The timing of the Tsar Bomba is, as just one more aside, an interesting one. The Soviets detonated it in 1961; the USA tested a series of very compact H-bombs in 1962; the LTBT was signed in 1963. The shift for the US from that point forward was mostly away from high yield weapons — the new name of the game were weapons that could fit 100 kilotons of weight into a warhead that was only 100 kg of weight (so 1 kt/kg — not the optimal efficiency, but a good weight/yield tradeoff). This meant making smaller, more accurate nukes, the sort of thing you can MIRV. Which is one of the reasons the Tsar Bomba looks like such a relic; it is a 1950s bomb, when the goal was to see how big you could make them. By the mid-1960s that no longer seemed as important as being able to have lots of bombs and to use them accurately.
For some more thoughts of mine on these topics, you might find these two blog posts useful: Kilotons per kilogram and In Search of a Bigger Boom.
It simply wasn't necessary to have bombs that large. On top of that it was impractical because it couldn't be carried by an ICBM and thus would have to be carried by a bomber which are highly likely to be shot down by ground to air missiles or by fighters.
The bombers were typically an after the fact type of deal. By the time the bombers reached their targets the war would already be long over because the ICBMs, sub launched missiles, and likely satellite based missiles would have already hit their targets, 70%+ of all electronics would already be wiped out due to the high altitude EMP bombs, and tens of millions would already be dead (edit - practically the entirety of the Soviet and United States surface navies would also be wiped out in the opening salvos by sub launched nukes). The bombers were typically just meant as a moping up effort although it really wouldn't be needed. There also would have likely been "long trigger" subs which would wait months or years after the initial war before firing their own payloads. A sort of let them start building back up and then totally fuck them again sorta deal.

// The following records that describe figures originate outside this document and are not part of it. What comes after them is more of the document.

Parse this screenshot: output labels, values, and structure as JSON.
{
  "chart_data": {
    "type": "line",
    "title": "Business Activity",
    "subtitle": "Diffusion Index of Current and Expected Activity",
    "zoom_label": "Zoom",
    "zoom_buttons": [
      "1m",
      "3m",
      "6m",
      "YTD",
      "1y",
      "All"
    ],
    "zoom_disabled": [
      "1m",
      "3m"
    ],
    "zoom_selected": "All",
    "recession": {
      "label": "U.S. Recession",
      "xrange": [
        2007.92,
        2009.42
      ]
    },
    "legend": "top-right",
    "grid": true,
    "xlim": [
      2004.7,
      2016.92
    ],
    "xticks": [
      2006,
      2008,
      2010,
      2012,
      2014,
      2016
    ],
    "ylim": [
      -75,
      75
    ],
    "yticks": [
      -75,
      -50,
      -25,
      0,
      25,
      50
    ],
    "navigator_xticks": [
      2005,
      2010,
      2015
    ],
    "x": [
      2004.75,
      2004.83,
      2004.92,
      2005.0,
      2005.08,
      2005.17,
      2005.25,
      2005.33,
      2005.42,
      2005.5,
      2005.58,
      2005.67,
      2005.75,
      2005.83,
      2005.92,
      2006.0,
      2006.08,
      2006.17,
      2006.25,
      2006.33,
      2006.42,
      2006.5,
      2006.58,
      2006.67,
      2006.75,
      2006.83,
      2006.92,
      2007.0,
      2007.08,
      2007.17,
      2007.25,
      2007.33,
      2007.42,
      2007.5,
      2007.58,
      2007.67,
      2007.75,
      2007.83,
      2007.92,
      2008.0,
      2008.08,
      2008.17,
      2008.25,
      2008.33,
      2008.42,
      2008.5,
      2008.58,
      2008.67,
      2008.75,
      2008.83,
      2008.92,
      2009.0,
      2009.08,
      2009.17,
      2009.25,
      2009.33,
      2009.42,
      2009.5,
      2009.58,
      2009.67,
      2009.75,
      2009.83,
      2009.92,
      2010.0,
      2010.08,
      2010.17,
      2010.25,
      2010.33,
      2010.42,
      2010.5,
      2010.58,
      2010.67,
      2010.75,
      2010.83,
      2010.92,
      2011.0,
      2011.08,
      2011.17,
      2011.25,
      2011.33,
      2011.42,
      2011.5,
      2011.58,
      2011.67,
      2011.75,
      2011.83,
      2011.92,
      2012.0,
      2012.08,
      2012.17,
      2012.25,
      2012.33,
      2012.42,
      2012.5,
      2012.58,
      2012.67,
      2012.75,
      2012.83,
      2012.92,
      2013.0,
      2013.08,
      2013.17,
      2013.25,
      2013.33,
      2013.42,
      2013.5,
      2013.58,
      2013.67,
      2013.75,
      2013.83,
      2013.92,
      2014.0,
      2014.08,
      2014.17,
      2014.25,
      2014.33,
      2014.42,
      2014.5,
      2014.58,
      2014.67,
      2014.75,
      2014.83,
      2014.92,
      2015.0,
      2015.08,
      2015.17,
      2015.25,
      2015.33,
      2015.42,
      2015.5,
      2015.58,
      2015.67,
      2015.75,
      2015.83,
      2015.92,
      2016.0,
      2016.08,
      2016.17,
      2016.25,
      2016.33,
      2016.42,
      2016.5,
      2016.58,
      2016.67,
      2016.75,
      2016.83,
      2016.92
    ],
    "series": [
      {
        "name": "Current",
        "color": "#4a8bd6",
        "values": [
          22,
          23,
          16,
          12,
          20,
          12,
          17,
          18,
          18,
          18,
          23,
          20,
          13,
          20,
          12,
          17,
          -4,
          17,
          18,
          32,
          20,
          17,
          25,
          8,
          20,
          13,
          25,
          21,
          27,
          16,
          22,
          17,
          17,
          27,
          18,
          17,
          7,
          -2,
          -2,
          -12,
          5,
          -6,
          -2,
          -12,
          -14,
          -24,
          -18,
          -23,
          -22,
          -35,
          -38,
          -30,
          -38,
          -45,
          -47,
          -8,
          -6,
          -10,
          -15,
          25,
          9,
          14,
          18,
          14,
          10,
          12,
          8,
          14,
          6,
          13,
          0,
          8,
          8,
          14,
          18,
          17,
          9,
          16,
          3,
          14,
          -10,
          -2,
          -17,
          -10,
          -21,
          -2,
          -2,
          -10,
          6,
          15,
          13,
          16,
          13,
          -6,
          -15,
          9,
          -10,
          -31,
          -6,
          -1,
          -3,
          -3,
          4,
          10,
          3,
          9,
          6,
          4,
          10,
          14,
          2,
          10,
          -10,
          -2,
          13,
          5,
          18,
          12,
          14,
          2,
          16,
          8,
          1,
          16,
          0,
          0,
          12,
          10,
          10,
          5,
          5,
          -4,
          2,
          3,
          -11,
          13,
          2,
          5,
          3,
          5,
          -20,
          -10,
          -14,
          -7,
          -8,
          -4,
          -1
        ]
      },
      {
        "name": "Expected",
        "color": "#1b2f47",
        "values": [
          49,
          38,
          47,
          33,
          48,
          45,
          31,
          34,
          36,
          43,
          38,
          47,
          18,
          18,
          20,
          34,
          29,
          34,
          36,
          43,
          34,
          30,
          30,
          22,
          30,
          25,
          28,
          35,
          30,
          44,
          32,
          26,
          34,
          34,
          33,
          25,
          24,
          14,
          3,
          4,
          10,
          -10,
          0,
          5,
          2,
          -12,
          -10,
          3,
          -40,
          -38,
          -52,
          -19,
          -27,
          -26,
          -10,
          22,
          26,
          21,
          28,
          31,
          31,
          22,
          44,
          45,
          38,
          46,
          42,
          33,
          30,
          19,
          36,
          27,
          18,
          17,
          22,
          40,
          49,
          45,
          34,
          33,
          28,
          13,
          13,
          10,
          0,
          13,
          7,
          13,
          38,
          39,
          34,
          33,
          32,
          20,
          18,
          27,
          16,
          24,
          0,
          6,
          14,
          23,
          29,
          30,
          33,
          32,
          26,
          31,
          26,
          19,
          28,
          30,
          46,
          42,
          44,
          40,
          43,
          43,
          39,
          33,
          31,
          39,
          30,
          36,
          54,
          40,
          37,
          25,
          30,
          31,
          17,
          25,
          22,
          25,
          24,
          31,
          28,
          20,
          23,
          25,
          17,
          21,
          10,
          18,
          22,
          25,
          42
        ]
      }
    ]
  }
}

There is also a point at which having a larger bomb no longer has any added effectiveness due to the curvature of the earth. After awhile the blast would no longer be at ground level but up in the air. But this point doesn't really matter when you already have the extreme impractical nature of such large bombs.
The Russian/Soviet SS-18 'Satan' missile could hold a 20-25 megaton warhead. I think that is the largest single warhead ever deployed on an actual weapon, but the modern version has up to 10 smaller warheads.